The rocks along the upper rim were blazing but the shadows were climbing fast. I really wanted a video from the Point, something special. Way behind schedule. I pushed hard across the Tonto Plateau. Finally reached the overlook. Glorious view, but I was most definitely not alone. Lots of people out tonight for the sunset, many of them not just taking pictures but also shrewdly firing up stoves to cook tea plus dinner amidst the spectacle.
Too many people for me, to be honest. I shot a panorama of the Inner Gorge, but in every frame I was taking pictures of other people taking pictures of me. Not what I wanted. So I backed away from the edge and ran back about 100 yards, to a quiet rise where I was alone. When I turned again, the north rim was blood red, colors too vibrant to be real, indigo sky and white piercing clouds.
The sight is almost too intimidating to lift the camera. Andy don't blow it, I think.

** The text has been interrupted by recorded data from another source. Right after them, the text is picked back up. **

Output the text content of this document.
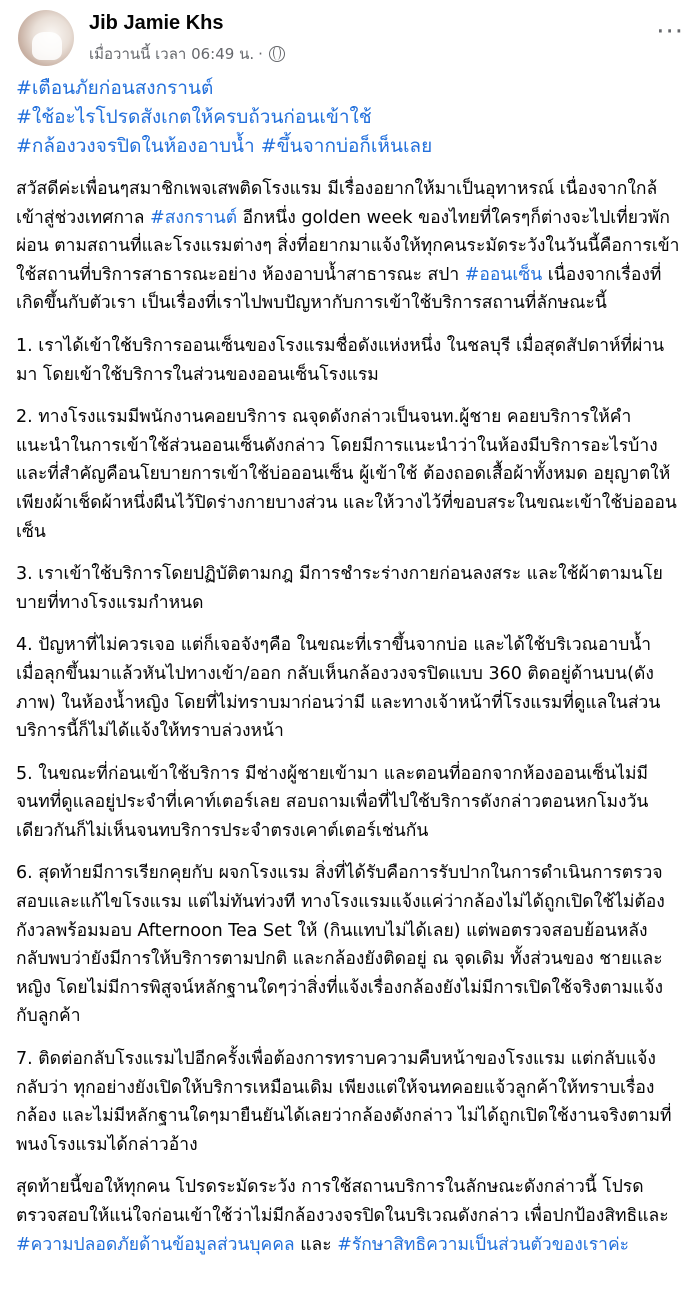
Jib Jamie Khs
เมื่อวานนี้ เวลา 06:49 น. ·
···
#เตือนภัยก่อนสงกรานต์
#ใช้อะไรโปรดสังเกตให้ครบถ้วนก่อนเข้าใช้
#กล้องวงจรปิดในห้องอาบน้ำ #ขึ้นจากบ่อก็เห็นเลย

สวัสดีค่ะเพื่อนๆสมาชิกเพจเสพติดโรงแรม มีเรื่องอยากให้มาเป็นอุทาหรณ์ เนื่องจากใกล้เข้าสู่ช่วงเทศกาล #สงกรานต์ อีกหนึ่ง golden week ของไทยที่ใครๆก็ต่างจะไปเที่ยวพักผ่อน ตามสถานที่และโรงแรมต่างๆ สิ่งที่อยากมาแจ้งให้ทุกคนระมัดระวังในวันนี้คือการเข้าใช้สถานที่บริการสาธารณะอย่าง ห้องอาบน้ำสาธารณะ สปา #ออนเซ็น เนื่องจากเรื่องที่เกิดขึ้นกับตัวเรา เป็นเรื่องที่เราไปพบปัญหากับการเข้าใช้บริการสถานที่ลักษณะนี้

1. เราได้เข้าใช้บริการออนเซ็นของโรงแรมชื่อดังแห่งหนึ่ง ในชลบุรี เมื่อสุดสัปดาห์ที่ผ่านมา โดยเข้าใช้บริการในส่วนของออนเซ็นโรงแรม

2. ทางโรงแรมมีพนักงานคอยบริการ ณจุดดังกล่าวเป็นจนท.ผู้ชาย คอยบริการให้คำแนะนำในการเข้าใช้ส่วนออนเซ็นดังกล่าว โดยมีการแนะนำว่าในห้องมีบริการอะไรบ้าง และที่สำคัญคือนโยบายการเข้าใช้บ่อออนเซ็น ผู้เข้าใช้ ต้องถอดเสื้อผ้าทั้งหมด อยุญาตให้เพียงผ้าเช็ดผ้าหนึ่งผืนไว้ปิดร่างกายบางส่วน และให้วางไว้ที่ขอบสระในขณะเข้าใช้บ่อออนเซ็น

3. เราเข้าใช้บริการโดยปฏิบัติตามกฎ มีการชำระร่างกายก่อนลงสระ และใช้ผ้าตามนโยบายที่ทางโรงแรมกำหนด

4. ปัญหาที่ไม่ควรเจอ แต่ก็เจอจังๆคือ ในขณะที่เราขึ้นจากบ่อ และได้ใช้บริเวณอาบน้ำ เมื่อลุกขึ้นมาแล้วหันไปทางเข้า/ออก กลับเห็นกล้องวงจรปิดแบบ 360 ติดอยู่ด้านบน(ดังภาพ) ในห้องน้ำหญิง โดยที่ไม่ทราบมาก่อนว่ามี และทางเจ้าหน้าที่โรงแรมที่ดูแลในส่วนบริการนี้ก็ไม่ได้แจ้งให้ทราบล่วงหน้า

5. ในขณะที่ก่อนเข้าใช้บริการ มีช่างผู้ชายเข้ามา และตอนที่ออกจากห้องออนเซ็นไม่มี จนทที่ดูแลอยู่ประจำที่เคาท์เตอร์เลย สอบถามเพื่อที่ไปใช้บริการดังกล่าวตอนหกโมงวันเดียวกันก็ไม่เห็นจนทบริการประจำตรงเคาต์เตอร์เช่นกัน

6. สุดท้ายมีการเรียกคุยกับ ผจกโรงแรม สิ่งที่ได้รับคือการรับปากในการดำเนินการตรวจสอบและแก้ไขโรงแรม แต่ไม่ทันท่วงที ทางโรงแรมแจ้งแค่ว่ากล้องไม่ได้ถูกเปิดใช้ไม่ต้องกังวลพร้อมมอบ Afternoon Tea Set ให้ (กินแทบไม่ได้เลย) แต่พอตรวจสอบย้อนหลัง กลับพบว่ายังมีการให้บริการตามปกติ และกล้องยังติดอยู่ ณ จุดเดิม ทั้งส่วนของ ชายและหญิง โดยไม่มีการพิสูจน์หลักฐานใดๆว่าสิ่งที่แจ้งเรื่องกล้องยังไม่มีการเปิดใช้จริงตามแจ้งกับลูกค้า

7. ติดต่อกลับโรงแรมไปอีกครั้งเพื่อต้องการทราบความคืบหน้าของโรงแรม แต่กลับแจ้งกลับว่า ทุกอย่างยังเปิดให้บริการเหมือนเดิม เพียงแต่ให้จนทคอยแจ้วลูกค้าให้ทราบเรื่องกล้อง และไม่มีหลักฐานใดๆมายืนยันได้เลยว่ากล้องดังกล่าว ไม่ได้ถูกเปิดใช้งานจริงตามที่พนงโรงแรมได้กล่าวอ้าง

สุดท้ายนี้ขอให้ทุกคน โปรดระมัดระวัง การใช้สถานบริการในลักษณะดังกล่าวนี้ โปรดตรวจสอบให้แน่ใจก่อนเข้าใช้ว่าไม่มีกล้องวงจรปิดในบริเวณดังกล่าว เพื่อปกป้องสิทธิและ #ความปลอดภัยด้านข้อมูลส่วนบุคคล และ #รักษาสิทธิความเป็นส่วนตัวของเราค่ะ
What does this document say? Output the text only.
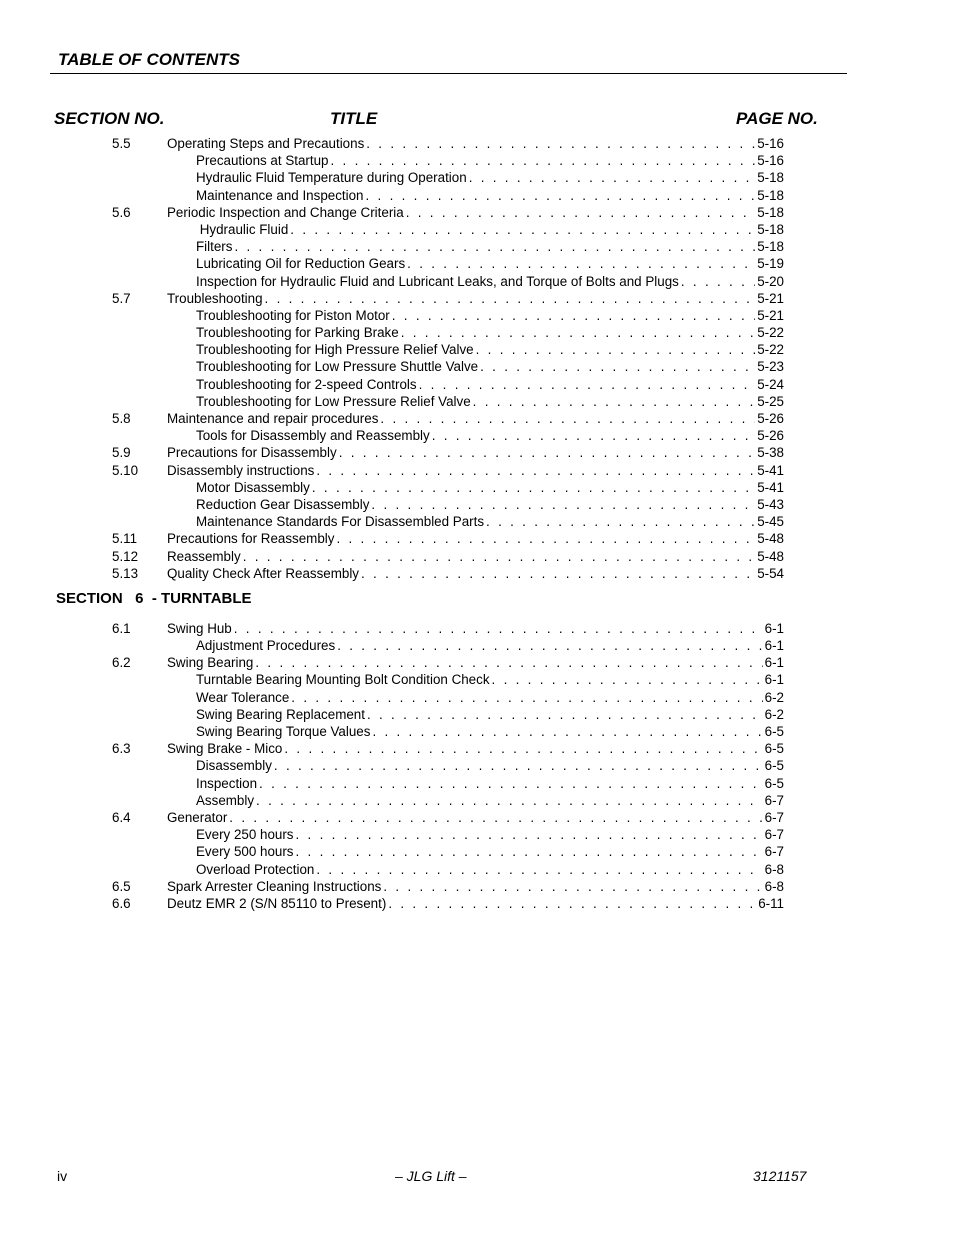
TABLE OF CONTENTS
SECTION NO.	TITLE	PAGE NO.
5.5	Operating Steps and Precautions . . .	5-16
Precautions at Startup . . .	5-16
Hydraulic Fluid Temperature during Operation . . .	5-18
Maintenance and Inspection . . .	5-18
5.6	Periodic Inspection and Change Criteria . . .	5-18
Hydraulic Fluid . . .	5-18
Filters . . .	5-18
Lubricating Oil for Reduction Gears . . .	5-19
Inspection for Hydraulic Fluid and Lubricant Leaks, and Torque of Bolts and Plugs . . .	5-20
5.7	Troubleshooting . . .	5-21
Troubleshooting for Piston Motor . . .	5-21
Troubleshooting for Parking Brake . . .	5-22
Troubleshooting for High Pressure Relief Valve . . .	5-22
Troubleshooting for Low Pressure Shuttle Valve . . .	5-23
Troubleshooting for 2-speed Controls . . .	5-24
Troubleshooting for Low Pressure Relief Valve . . .	5-25
5.8	Maintenance and repair procedures . . .	5-26
Tools for Disassembly and Reassembly . . .	5-26
5.9	Precautions for Disassembly . . .	5-38
5.10 Disassembly instructions . . .	5-41
Motor Disassembly . . .	5-41
Reduction Gear Disassembly . . .	5-43
Maintenance Standards For Disassembled Parts . . .	5-45
5.11 Precautions for Reassembly . . .	5-48
5.12 Reassembly . . .	5-48
5.13 Quality Check After Reassembly . . .	5-54
SECTION   6  - TURNTABLE
6.1	Swing Hub . . .	6-1
Adjustment Procedures . . .	6-1
6.2	Swing Bearing . . .	6-1
Turntable Bearing Mounting Bolt Condition Check . . .	6-1
Wear Tolerance . . .	6-2
Swing Bearing Replacement . . .	6-2
Swing Bearing Torque Values . . .	6-5
6.3	Swing Brake - Mico . . .	6-5
Disassembly . . .	6-5
Inspection . . .	6-5
Assembly . . .	6-7
6.4	Generator . . .	6-7
Every 250 hours . . .	6-7
Every 500 hours . . .	6-7
Overload Protection . . .	6-8
6.5	Spark Arrester Cleaning Instructions . . .	6-8
6.6	Deutz EMR 2 (S/N 85110 to Present) . . .	6-11
iv	– JLG Lift –	3121157
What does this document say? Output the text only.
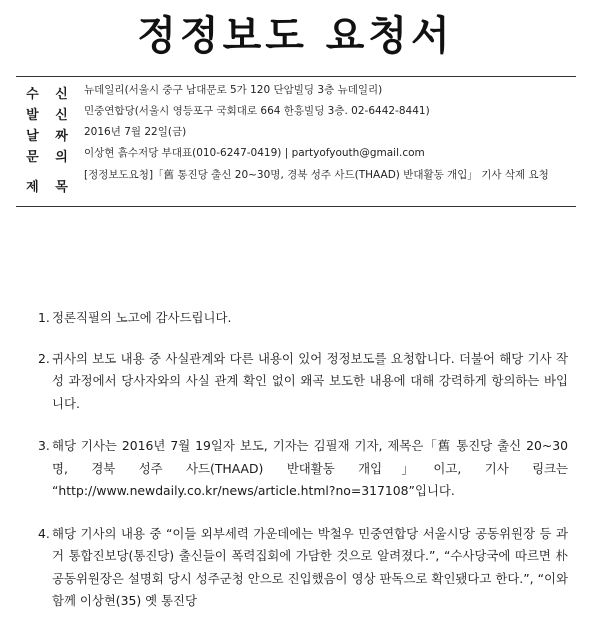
정정보도 요청서
수 신 뉴데일리(서울시 중구 남대문로 5가 120 단암빌딩 3층 뉴데일리)
발 신 민중연합당(서울시 영등포구 국회대로 664 한흥빌딩 3층. 02-6442-8441)
날 짜 2016년 7월 22일(금)
문 의 이상현 흙수저당 부대표(010-6247-0419) | partyofyouth@gmail.com
제 목
[정정보도요청]「舊 통진당 출신 20~30명, 경북 성주 사드(THAAD) 반대활동 개입」 기사 삭제 요청
1. 정론직필의 노고에 감사드립니다.
2. 귀사의 보도 내용 중 사실관계와 다른 내용이 있어 정정보도를 요청합니다. 더불어 해당 기사 작성 과정에서 당사자와의 사실 관계 확인 없이 왜곡 보도한 내용에 대해 강력하게 항의하는 바입니다.
3. 해당 기사는 2016년 7월 19일자 보도, 기자는 김필재 기자, 제목은「舊 통진당 출신 20~30명, 경북 성주 사드(THAAD) 반대활동 개입」이고, 기사 링크는 “http://www.newdaily.co.kr/news/article.html?no=317108”입니다.
4. 해당 기사의 내용 중 “이들 외부세력 가운데에는 박철우 민중연합당 서울시당 공동위원장 등 과거 통합진보당(통진당) 출신들이 폭력집회에 가담한 것으로 알려졌다.”, “수사당국에 따르면 朴 공동위원장은 설명회 당시 성주군청 안으로 진입했음이 영상 판독으로 확인됐다고 한다.”, “이와 함께 이상현(35) 옛 통진당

Funny. From this perspective, you can't see the immense gaping drop of the Inner Gorge, the great ribbon of the Colorado, muddy from all the rains, all of it just a handful of steps away. It's right there, I promise. You just can't see it. When I photograph Grand Canyon I feel like a mute preacher trying to spread the word. Here! I want to shout. It's right here! But there's just no way to truly capture it.